Malgré l’importance des débats soulevés, le secteur de l’audiovisuel souffre encore d’un grand vide juridique . Le débat qui a été entamé concerne les aspects structurels et institutionnels relatifs à l’audiovisuels .D’autres problèmes non moins importants mériteraient le débat. En effet on a pensé jusqu’à présent aux institutions qui vont réguler l’audiovisuel mais on n’a pas réfléchi sur l’assise juridique qui permettrait à ces institutions de fonctionner. Un autre débat va etre mené autour de la loi de la communication audiovisuelle qui va fixer les conditions de création des stations de radio et de télévision privées et qui va déterminer leurs conditions de fonctionnement. Des cahiers de charges vont se baser sur cette loi pour pour permettre à l’instance de régulation sur une assise légale claire.

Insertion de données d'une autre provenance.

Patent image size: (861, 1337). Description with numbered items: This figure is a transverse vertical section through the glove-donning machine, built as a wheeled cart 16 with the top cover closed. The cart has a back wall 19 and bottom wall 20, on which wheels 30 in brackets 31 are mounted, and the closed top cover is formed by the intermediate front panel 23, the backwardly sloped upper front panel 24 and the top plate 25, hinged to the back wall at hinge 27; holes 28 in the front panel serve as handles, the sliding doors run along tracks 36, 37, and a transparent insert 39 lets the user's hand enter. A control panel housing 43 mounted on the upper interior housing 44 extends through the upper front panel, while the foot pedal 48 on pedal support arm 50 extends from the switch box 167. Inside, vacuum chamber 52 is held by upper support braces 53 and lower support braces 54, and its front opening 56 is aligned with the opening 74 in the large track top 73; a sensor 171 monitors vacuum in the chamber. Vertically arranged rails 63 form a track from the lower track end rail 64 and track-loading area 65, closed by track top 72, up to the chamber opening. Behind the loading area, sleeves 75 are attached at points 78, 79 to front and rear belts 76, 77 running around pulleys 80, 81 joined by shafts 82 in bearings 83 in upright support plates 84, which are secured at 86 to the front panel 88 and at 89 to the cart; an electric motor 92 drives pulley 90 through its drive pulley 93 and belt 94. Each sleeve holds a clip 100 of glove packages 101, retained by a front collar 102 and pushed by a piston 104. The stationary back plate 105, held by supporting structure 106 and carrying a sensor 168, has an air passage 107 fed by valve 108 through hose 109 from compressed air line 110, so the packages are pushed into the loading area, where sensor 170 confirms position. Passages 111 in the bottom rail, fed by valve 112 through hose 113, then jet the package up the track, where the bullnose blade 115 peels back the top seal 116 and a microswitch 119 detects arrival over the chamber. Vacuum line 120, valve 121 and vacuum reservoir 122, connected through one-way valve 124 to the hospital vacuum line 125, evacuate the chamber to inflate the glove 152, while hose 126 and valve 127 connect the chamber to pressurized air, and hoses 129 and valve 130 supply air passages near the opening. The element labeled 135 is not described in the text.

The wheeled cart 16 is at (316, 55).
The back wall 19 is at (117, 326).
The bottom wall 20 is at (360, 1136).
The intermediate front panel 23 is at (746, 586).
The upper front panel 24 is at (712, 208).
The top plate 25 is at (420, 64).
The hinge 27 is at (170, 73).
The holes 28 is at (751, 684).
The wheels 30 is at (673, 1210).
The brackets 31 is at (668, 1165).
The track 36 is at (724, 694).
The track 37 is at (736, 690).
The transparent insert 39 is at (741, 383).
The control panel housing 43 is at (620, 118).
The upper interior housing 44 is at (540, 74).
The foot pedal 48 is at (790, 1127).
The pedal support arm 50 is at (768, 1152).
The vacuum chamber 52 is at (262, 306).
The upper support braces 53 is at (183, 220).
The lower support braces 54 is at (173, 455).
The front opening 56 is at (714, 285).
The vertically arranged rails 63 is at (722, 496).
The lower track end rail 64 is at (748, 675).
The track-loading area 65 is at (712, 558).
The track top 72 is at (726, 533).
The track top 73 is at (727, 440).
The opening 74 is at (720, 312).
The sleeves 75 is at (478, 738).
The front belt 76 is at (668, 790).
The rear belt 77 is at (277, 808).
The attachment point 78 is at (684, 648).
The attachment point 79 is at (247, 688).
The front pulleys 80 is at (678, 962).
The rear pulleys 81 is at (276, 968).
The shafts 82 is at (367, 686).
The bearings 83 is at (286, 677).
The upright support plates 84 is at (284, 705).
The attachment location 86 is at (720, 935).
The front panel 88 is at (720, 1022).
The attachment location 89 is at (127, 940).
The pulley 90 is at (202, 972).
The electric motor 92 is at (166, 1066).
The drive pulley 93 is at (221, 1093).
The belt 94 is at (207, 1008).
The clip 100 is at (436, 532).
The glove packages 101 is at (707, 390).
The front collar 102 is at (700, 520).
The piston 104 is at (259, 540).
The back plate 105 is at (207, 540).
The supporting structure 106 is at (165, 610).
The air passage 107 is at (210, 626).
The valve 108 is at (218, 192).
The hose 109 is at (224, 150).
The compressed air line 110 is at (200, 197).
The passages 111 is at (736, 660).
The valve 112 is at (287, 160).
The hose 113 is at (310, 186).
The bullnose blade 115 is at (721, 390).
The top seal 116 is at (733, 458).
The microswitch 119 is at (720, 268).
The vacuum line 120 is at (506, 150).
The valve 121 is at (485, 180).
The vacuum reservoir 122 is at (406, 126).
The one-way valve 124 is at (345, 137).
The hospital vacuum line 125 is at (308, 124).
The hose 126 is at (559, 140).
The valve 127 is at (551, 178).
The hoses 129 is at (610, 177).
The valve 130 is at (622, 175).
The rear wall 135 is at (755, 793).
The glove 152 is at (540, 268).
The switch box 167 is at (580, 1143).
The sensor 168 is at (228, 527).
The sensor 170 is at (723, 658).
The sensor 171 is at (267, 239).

Le débat le plus important à soulever concerne la dimension économique et financière de l’audiovisuel . On a penser à libérer l’audiovisuel du joug du pouvoir politique mais on n’a pas réfléchi jusqu’à présent aux sources de financement de l’audiovisuel qui sont importants et qui risquent de soumettre la liberté de l’audiovisuel à la pression du pouvoir de l’argent et de celui des partis politiques dominants . D’ailleurs certaines chaines de télévision privées qui ont été autorisées à fonctionner n’ont pas vu le jour par manque de moyens . D’autres chaines ( comme TWT ) ont disparu . D’autres chaines de radios et télévision ( comme Al hiwar Attounsi ) connaissent des difficultés financières et risquent de disparaitre . Il est donc important de réfléchir sur dimension financière de l’audiovisuel pour garantir une liberté et une croissance effectives de la communication audiovisuelles.